— Voilà, s’écria-t-il, qui me sera d’un grand secours pendant les journées pluvieuses et les longues veillées d’hiver. Avec ces beaux outils, on peut défier l’ennui.
Au-dessus du sac, à l’examen duquel Marcel se décida enfin à procéder, un long et large tube en fer blanc était retenu par trois courroies. Il y trouva les quelques mains de papier, les crayons, les plumes, le canif et la petite bouteille d’encre qu’il avait achetés à son passage à Grenoble.
— Bon, dit-il en riant, je pourrai tenir un journal de mes faits et gestes. Cela n’est pas à dédaigner, les pensées qu’inspire la solitude doivent être justes et intéressantes. D’ailleurs, Robinson dans son île, s’il m’en souvient bien, tenait un journal ; ce sera un nouveau point de ressemblance entre nous.
Tout en parlant ainsi, Marcel avait défait les boucles de son sac et l’avait ouvert.
— Oh ! oh ! voici quelques vêtements et du linge. Dieu soit loué ! Voyons un peu : cinq chemises en toile toutes neuves, deux pantalons et deux vareuses en solide coutil, une douzaine de mouchoirs, quatre paires de bas de laine, deux gilets de chasse en étoffe chaude et moelleuse. J’en ai là pour longtemps, d’autant plus que j’en prendrai grand soin. Si en effet je suis condamné à rester ici diverses années, il me serait fort difficile de renouveler ma garde-robe. Mais qu’est ceci ? Des lames de scie roulées comme des ressorts de montre ! Il y en a huit de plusieurs dimensions ; celles-ci sont des lames destinées à une scierie à eau. Ce brave Pierre n’a pas oublié que mon père adoptif a depuis longtemps le désir de monter sur le Guiers-Mort une petite usine de cette nature. Voilà maintenant des lames de rabot de plusieurs dimensions et de formes diverses : lame à raboter, lame à tenons, lames à mortaises. Le bois ne manque pas ici, je me charge d’emmancher convenablement ces précieux outils. Bon ! voilà une poire à poudre, des cartouches à balle et des cartouches à plomb de numéros variés ; j’ai des munitions pour longtemps. Qu’est-ce encore cela : oh ! le charmant elzévir ! les Essais de Michel Montaigne ? Oh ! mon vieux philosophe, tu seras mon consolateur et mon soutien quand sonneront les heures de tristesse et de découragement. Mais qu’est-ce que je sens donc là entre deux chemises dans une boîte en carton ?
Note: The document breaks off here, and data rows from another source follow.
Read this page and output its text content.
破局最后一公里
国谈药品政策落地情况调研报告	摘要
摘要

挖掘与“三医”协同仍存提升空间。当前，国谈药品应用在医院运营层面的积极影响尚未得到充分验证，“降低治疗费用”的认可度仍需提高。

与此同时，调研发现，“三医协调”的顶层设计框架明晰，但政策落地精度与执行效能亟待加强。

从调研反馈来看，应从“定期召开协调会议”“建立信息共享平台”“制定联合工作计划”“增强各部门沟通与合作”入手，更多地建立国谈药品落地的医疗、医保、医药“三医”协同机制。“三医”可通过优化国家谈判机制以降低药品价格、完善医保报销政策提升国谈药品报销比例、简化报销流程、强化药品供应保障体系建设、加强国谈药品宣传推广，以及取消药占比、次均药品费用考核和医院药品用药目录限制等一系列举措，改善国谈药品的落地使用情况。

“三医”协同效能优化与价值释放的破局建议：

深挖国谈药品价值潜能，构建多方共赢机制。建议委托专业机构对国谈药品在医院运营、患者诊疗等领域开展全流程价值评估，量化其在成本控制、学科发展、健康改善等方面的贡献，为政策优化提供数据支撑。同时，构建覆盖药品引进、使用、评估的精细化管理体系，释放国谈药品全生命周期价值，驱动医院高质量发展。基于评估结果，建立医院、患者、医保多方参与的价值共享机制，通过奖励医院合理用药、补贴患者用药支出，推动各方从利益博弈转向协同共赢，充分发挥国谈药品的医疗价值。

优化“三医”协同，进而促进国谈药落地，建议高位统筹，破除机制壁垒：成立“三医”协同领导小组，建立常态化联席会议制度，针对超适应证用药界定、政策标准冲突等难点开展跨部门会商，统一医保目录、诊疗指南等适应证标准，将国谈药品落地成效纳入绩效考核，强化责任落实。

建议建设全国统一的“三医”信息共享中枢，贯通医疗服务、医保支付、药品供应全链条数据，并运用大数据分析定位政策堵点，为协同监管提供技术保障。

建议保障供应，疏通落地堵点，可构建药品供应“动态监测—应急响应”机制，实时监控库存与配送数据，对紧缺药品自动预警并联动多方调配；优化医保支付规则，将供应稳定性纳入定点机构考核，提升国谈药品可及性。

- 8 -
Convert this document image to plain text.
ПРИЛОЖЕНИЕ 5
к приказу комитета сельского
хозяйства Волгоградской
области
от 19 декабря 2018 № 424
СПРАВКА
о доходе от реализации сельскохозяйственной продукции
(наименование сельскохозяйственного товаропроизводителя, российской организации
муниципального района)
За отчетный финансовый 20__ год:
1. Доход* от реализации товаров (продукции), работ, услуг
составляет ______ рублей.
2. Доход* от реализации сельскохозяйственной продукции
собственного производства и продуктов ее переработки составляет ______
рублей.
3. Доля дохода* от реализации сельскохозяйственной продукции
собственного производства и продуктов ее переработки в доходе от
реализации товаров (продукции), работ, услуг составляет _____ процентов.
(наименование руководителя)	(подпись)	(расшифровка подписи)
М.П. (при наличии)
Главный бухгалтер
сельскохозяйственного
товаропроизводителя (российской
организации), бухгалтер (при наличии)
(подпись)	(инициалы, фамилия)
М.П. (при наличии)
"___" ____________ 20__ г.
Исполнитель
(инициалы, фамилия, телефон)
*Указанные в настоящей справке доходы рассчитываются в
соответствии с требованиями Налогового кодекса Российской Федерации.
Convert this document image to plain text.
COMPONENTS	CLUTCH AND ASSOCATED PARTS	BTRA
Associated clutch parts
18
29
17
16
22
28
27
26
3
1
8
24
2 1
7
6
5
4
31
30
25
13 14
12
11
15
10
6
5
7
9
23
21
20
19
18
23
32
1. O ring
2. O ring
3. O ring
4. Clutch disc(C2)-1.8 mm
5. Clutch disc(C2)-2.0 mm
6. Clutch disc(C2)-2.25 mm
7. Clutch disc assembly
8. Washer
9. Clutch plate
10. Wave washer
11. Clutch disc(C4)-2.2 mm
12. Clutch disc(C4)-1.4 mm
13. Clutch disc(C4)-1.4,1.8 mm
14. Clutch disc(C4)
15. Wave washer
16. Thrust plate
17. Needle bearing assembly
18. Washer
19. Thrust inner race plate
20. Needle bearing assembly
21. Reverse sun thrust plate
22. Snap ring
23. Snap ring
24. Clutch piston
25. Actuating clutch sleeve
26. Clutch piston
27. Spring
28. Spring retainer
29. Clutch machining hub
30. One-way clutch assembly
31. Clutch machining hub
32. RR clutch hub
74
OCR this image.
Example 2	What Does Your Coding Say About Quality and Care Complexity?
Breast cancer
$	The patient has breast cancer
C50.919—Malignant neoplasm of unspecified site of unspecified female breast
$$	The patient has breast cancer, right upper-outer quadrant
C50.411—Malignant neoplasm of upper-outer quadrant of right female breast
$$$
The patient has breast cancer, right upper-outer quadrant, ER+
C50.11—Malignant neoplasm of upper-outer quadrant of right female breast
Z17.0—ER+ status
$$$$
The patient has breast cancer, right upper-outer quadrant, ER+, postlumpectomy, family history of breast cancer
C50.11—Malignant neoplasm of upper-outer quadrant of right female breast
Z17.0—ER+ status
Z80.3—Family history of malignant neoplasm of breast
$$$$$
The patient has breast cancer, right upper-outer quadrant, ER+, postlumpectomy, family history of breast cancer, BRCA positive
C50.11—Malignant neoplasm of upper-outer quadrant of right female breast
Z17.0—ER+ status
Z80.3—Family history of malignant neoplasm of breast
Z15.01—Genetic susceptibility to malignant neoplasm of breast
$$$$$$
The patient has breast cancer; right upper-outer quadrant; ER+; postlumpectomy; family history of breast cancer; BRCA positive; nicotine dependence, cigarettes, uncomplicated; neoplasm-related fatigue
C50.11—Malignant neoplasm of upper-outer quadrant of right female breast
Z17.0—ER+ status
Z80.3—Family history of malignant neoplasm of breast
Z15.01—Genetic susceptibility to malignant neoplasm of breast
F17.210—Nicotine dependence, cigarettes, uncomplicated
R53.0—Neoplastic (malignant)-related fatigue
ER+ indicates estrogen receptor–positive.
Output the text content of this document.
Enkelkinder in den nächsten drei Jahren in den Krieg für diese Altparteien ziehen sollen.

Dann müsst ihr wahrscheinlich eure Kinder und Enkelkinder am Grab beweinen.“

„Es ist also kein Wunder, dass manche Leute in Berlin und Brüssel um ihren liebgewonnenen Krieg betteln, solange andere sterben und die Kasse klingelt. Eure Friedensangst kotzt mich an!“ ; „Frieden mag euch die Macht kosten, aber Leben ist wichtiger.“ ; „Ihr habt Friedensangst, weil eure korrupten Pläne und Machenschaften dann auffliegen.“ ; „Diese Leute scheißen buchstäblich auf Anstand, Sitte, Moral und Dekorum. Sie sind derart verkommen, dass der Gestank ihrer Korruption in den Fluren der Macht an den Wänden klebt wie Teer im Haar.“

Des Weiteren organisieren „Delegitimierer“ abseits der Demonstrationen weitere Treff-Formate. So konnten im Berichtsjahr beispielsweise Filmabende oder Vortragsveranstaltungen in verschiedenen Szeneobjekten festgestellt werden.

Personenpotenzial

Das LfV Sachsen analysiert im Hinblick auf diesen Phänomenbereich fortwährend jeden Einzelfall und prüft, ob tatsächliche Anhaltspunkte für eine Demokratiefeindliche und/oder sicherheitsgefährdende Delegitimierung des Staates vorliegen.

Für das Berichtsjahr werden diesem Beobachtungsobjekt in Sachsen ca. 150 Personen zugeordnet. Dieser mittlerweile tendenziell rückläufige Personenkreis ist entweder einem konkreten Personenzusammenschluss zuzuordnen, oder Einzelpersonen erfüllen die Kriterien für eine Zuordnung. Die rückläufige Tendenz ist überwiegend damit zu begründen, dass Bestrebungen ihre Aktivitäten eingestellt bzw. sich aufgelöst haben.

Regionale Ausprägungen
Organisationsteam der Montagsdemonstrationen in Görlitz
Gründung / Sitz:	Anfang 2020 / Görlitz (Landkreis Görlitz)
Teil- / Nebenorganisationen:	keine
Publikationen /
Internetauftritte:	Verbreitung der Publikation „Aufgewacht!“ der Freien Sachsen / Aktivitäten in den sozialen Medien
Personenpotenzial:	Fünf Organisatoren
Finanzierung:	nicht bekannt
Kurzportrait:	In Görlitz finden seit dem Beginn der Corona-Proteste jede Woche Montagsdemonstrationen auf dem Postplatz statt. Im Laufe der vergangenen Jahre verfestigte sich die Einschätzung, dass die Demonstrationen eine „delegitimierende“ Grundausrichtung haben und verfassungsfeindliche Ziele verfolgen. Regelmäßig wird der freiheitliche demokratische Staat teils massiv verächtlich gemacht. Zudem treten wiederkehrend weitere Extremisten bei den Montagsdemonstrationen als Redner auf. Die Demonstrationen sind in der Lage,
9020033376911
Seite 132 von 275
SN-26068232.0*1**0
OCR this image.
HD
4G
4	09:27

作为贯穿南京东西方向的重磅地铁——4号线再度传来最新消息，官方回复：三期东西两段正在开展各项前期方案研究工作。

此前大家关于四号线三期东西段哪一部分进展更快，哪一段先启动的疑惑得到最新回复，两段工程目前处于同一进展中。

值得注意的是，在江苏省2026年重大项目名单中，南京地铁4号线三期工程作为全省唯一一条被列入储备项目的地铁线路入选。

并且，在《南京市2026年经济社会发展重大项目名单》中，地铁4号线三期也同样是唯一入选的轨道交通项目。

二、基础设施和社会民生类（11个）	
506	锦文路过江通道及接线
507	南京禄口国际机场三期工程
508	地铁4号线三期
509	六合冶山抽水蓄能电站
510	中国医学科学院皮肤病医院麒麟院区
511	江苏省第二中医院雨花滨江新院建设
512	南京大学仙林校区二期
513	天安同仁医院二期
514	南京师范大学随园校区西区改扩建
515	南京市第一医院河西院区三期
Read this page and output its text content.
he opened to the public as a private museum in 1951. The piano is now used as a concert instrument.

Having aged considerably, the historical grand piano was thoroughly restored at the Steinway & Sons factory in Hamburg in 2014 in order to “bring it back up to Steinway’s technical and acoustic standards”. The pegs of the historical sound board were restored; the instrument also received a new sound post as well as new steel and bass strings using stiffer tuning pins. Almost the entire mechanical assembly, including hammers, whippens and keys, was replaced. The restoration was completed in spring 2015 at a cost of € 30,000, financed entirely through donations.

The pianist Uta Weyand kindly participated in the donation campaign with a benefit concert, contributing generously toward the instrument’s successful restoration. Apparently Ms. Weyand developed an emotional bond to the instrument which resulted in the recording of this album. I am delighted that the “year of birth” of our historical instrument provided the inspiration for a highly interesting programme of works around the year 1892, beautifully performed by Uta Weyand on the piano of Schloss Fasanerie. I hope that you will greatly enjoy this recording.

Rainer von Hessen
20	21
Il prit la boîte et l’ouvrit ; elle contenait une superbe et excellente montre en or de Leroy ; deux chaînes de gilet, l’une en or, l’autre en argent, étaient jointes à la montre. Dans la boîte se trouvait placé également un papier plié en quatre ; Marcel l’ouvrit et en lut le contenu ; il avait des larmes plein les yeux, larmes de joie, d’attendrissement et de reconnaissance.
Ce papier contenait ces simples mots. Le jeune homme les relut vingt fois avec la plus sincère et la plus profonde émotion.
« Cher Marcel, cette montre complète les surprises que je m’étais promis de te faire, comme une faible preuve de mon éternelle amitié. Nul n’est dans le secret de l’avenir ; je veux que dans quelque situation que tu te trouves, heureux ou malheureux, en regardant cette montre, tu penses à moi comme à l’homme qui t’aime plus que tout au monde, pour le bien que tu lui as fait. Si tu es heureux, mon souvenir te sera agréable en te rappelant un être heureux qui te doit son bonheur ; si tu es malheureux, mon exemple te donnera du courage.
« Ton frère par le cœur, Pierre Morin. »
Marcel, en proie à une émotion poignante, demeura longtemps les regards obstinément fixés sur ce billet qu’il tenait dans ses mains et que ses larmes l’empêchaient de relire. Il soupirait et se laissait aller à la plus amère mélancolie sans même tenter de réagir contre l’abattement général qui le paralysait.